MANTI MI, MAKARNA MI
BAŞLIKTAKİ soruyu daha önce de yanıtladım ama tekrarda fayda var: İkisinin de kendine has lezzeti, besleyici yönleri var. Eğer İtalyan mutfağına tutkun biriyseniz makarnayı, Anadolu mutfağını tercih ediyorsanız mantıyı tercih edin. Makarnayı tercih ettiğinizdeyse onu az pişirmenizi, mümkünse yoğurt veya kıymayla tüketmenizi tavsiye ederim. Zira az pişmiş ve proteinle evlendirilmiş makarnanın lezzeti daha fazla, zararı daha azdır. Az pişmiş makarnanın “kan şekerini aniden yükseltip insülin patlamalarına yol açma” ihtimali azalır. Mantıya gelince... Mantı bir hamur işi mucizesidir. İçine yerleştirilen kıyma ve üzerine eklenen yoğurt mükemmel bir “karbonhidrat-protein evliliği” örneğidir. Lezzet de besleyicilik de zarar verme ihtimalini azaltma mantığı da 10 numaradır. Kısacası mantıda sadece lezzet değil, mantık da var.

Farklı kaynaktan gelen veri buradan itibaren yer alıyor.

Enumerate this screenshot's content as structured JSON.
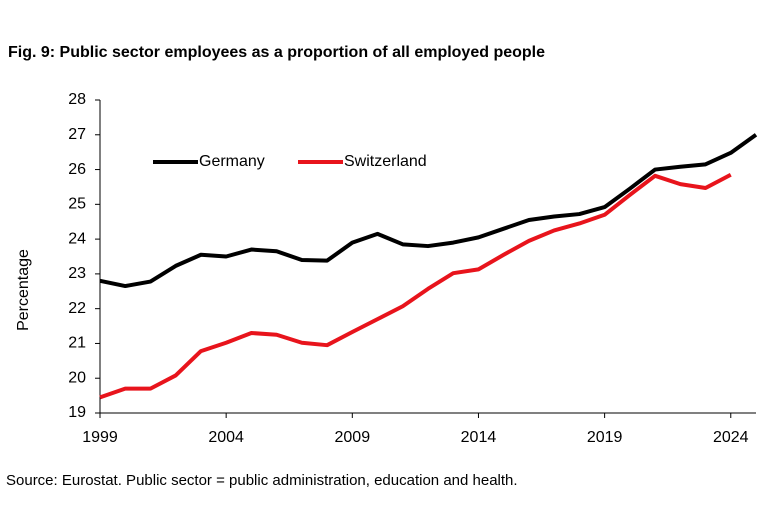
{
  "chart_data": {
    "type": "line",
    "title": "Fig. 9: Public sector employees as a proportion of all employed people",
    "y_label": "Percentage",
    "source": "Source: Eurostat. Public sector = public administration, education and health.",
    "x": [
      1999,
      2000,
      2001,
      2002,
      2003,
      2004,
      2005,
      2006,
      2007,
      2008,
      2009,
      2010,
      2011,
      2012,
      2013,
      2014,
      2015,
      2016,
      2017,
      2018,
      2019,
      2020,
      2021,
      2022,
      2023,
      2024,
      2025
    ],
    "series": [
      {
        "name": "Germany",
        "color": "#000000",
        "values": [
          22.8,
          22.65,
          22.78,
          23.23,
          23.55,
          23.5,
          23.7,
          23.65,
          23.4,
          23.38,
          23.9,
          24.15,
          23.85,
          23.8,
          23.9,
          24.05,
          24.3,
          24.55,
          24.65,
          24.72,
          24.92,
          25.45,
          26.0,
          26.08,
          26.15,
          26.48,
          27.0
        ]
      },
      {
        "name": "Switzerland",
        "color": "#e8141c",
        "values": [
          19.45,
          19.7,
          19.7,
          20.08,
          20.78,
          21.02,
          21.3,
          21.25,
          21.02,
          20.95,
          21.33,
          21.7,
          22.07,
          22.57,
          23.02,
          23.13,
          23.55,
          23.95,
          24.25,
          24.45,
          24.7,
          25.27,
          25.82,
          25.58,
          25.47,
          25.85,
          null
        ]
      }
    ],
    "xlim": [
      1999,
      2025
    ],
    "xticks": [
      1999,
      2004,
      2009,
      2014,
      2019,
      2024
    ],
    "ylim": [
      19,
      28
    ],
    "yticks": [
      19,
      20,
      21,
      22,
      23,
      24,
      25,
      26,
      27,
      28
    ],
    "grid": false
  }
}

Dolayısıyla mantıyı makarnaya tercih etmek lazım.
BİR ÖNERİ
D VİTAMİNİ ÜCRETSİZ DAĞITILAMAZ MI
ŞU bilgi net ve açık: D vitamini rezervleri yeterli olanlar, COVID-19’da mücadelede daha şanslılar. Bu şansı dikkate alan bazı ülkeler (mesela İngiltere) koronavirüse karşı verilen mücadele kampanyasına “risk grubundaki kişilere ücretsiz D vitamini dağıtımı”nı da eklediler. Bilindiği gibi D vitamini en ucuz doğal desteklerden biri. Her gün düzenli alınan D vitamini desteği eğer virüsle mücadeleyi kolaylaştıracaksa -ki bunu doğrulayan çok sayıda bilimsel veri var- bizde de riski yüksek ama ekonomik imkânı sınırlı kişilere devletimiz ücretsiz D vitamini desteği dağıtımını mutlaka düşünmeli. Bana göre bir başka çözüm de D vitamini ile güçlendirilmiş gıdalar olabilir. Örneğin belirli bir süre yoğurtlara, peynirlere ve benzer yiyecek ve içeceklere (ayran) D vitamini eklenebilir.